On Aug 18, the very next day after Muhyiddin Yassin finally resigned from an office he should never have held, the Yang di-Pertuan Agong issued a public statement that whoever was next appointed prime minister must secure a vote of confidence in the Dewan Rakyat.
With that statement, His Majesty showed a mastery of basic constitutional principles central to our democracy.
The Dewan Rakyat, being the people’s house, is where any candidate hopeful of taking on the mantle of leader of this nation’s administration must submit to public scrutiny. He must prove himself to be worthy of the rakyat’s trust, as signified by a vote by their representatives in the house.
We are now told that the first meeting of the fourth session of the 14th Malaysian Parliament will be held from Sept 13 to Oct 12 but that a confidence vote for new Prime Minister Ismail Sabri Yaakob is not on the agenda.
Truly, our leaders embarrass us by the manner in which they are willing to cast aside the Federal Constitution for political gain, even going so far as to disregard the clear advice of the King.

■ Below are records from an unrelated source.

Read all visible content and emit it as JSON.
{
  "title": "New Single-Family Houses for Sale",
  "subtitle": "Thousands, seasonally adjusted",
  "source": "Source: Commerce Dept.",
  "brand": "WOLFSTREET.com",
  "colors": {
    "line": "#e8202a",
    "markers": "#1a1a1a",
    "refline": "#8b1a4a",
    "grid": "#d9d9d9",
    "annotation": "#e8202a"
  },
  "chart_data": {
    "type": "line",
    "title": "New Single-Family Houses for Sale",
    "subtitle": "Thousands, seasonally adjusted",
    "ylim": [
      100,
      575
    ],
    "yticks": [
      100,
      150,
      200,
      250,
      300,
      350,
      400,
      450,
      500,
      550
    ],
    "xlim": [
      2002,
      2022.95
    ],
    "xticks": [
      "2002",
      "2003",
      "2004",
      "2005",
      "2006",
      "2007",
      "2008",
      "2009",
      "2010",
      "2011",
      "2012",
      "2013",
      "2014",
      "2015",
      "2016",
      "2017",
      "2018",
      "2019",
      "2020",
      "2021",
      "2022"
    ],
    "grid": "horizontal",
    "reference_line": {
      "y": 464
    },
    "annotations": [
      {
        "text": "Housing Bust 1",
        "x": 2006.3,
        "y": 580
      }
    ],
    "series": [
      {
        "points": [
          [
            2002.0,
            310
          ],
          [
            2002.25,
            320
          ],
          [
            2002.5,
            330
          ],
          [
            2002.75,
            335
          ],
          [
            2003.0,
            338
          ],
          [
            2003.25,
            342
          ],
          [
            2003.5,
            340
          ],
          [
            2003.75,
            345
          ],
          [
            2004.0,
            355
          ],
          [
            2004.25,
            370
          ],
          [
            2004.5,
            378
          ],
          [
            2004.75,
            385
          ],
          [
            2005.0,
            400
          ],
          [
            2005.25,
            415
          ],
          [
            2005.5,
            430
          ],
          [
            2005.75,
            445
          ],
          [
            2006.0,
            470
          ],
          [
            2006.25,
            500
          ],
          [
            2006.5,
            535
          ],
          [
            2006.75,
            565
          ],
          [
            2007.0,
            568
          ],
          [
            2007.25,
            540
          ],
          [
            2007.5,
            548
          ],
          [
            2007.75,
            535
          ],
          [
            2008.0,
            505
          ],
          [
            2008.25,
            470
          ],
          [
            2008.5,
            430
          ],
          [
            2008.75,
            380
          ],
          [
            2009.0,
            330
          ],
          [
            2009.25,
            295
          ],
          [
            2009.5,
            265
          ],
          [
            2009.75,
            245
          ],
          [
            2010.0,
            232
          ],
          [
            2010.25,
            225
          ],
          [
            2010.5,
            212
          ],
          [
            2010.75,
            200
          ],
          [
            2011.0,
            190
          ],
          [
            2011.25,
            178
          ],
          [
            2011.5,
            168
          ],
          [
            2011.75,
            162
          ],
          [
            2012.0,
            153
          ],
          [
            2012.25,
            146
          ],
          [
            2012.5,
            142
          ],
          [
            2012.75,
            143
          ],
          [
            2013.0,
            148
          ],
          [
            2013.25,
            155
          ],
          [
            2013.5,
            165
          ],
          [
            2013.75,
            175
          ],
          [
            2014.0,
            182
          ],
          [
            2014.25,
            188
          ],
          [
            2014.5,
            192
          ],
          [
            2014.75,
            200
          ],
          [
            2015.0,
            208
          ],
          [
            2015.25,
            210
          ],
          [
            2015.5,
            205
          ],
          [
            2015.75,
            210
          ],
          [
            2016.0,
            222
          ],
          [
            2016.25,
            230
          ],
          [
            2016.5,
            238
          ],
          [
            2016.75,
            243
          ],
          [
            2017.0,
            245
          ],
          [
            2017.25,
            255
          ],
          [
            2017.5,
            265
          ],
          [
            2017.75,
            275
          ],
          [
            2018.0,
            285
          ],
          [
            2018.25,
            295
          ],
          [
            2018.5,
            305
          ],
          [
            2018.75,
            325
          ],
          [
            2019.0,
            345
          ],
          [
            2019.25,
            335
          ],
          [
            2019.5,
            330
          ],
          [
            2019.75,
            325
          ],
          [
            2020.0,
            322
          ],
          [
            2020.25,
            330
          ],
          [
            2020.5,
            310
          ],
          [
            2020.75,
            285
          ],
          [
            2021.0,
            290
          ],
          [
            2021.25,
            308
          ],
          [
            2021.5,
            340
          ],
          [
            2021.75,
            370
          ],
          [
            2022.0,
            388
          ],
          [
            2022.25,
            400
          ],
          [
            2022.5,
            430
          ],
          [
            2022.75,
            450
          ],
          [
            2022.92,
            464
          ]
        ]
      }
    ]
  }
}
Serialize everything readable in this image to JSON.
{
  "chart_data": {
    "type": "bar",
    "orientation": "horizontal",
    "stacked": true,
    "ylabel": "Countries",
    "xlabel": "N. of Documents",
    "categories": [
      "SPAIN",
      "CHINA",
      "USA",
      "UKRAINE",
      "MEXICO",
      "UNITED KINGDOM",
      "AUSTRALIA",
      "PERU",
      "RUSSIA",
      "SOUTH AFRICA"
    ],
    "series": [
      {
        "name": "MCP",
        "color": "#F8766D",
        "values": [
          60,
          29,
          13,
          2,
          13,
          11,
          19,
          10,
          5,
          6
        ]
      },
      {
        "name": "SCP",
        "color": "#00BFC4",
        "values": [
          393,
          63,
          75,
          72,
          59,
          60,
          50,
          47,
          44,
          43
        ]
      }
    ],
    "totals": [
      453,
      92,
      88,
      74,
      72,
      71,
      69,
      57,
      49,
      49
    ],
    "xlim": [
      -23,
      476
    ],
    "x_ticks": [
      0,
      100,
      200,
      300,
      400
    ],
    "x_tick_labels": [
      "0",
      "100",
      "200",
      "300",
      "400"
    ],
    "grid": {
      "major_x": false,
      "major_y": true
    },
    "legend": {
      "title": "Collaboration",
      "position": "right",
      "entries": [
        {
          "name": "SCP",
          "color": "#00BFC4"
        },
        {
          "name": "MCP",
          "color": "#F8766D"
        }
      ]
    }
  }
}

Attorney-General Idrus Harun made the startling claim on Monday that there was no need for Parliament to legitimise Ismail’s appointment as prime minister! Apparently, a vote of confidence in Parliament would negate the Agong’s “absolute powers” as enshrined in the constitution.
Utter nonsense, and unworthy of further consideration.
To the rakyat, it has become crystal clear that the sole objective of this prime minister and his Cabinet is to hold on to power for as long as they can, blind to the demands of the constitution, deaf to the promptings of the King, and ignorant of the aspirations of the rakyat.
In fact, Ismail may have rendered his own administration irrelevant by the recent appointment of ex-prime minister Muhyiddin as chairman of the National Recovery Council.
In making the appointment, Ismail seems to have forgotten that the whole purpose of his administration is to ensure that Malaysia recovers from the pandemic.
To the general public, Muhyiddin’s appointment will make him the single most important person in the country, and by that token de facto prime minister. Ismail runs the risk of being viewed as the ousted prime minister’s rubber stamp.
All this can only end in tears for both Umno and Ismail. Here is a party which lost the last general election resoundingly and got kicked out of power.
Barely 22 months into its first stint in opposition, it got impatient, and one faction, courted by its arch enemy, formed a new administration only to overthrow it from within 17 months later.
The irony is that having ousted Muhyiddin and Bersatu from the seat of power, Umno, led by Ismail, inexplicably retained his Cabinet and is now on the brink of surrendering power back to him.
That is a clear signal from Umno to the rakyat that it is no longer capable of running this country.
Also, in Ismail we have a prime minister who seemingly does not have the confidence to prove his majority on the floor of the Dewan Rakyat, but also does not have confidence in himself to lead this country out of its present crisis.
Mr Prime Minister, if you do not have confidence in yourself, how can you expect the public to have confidence in you?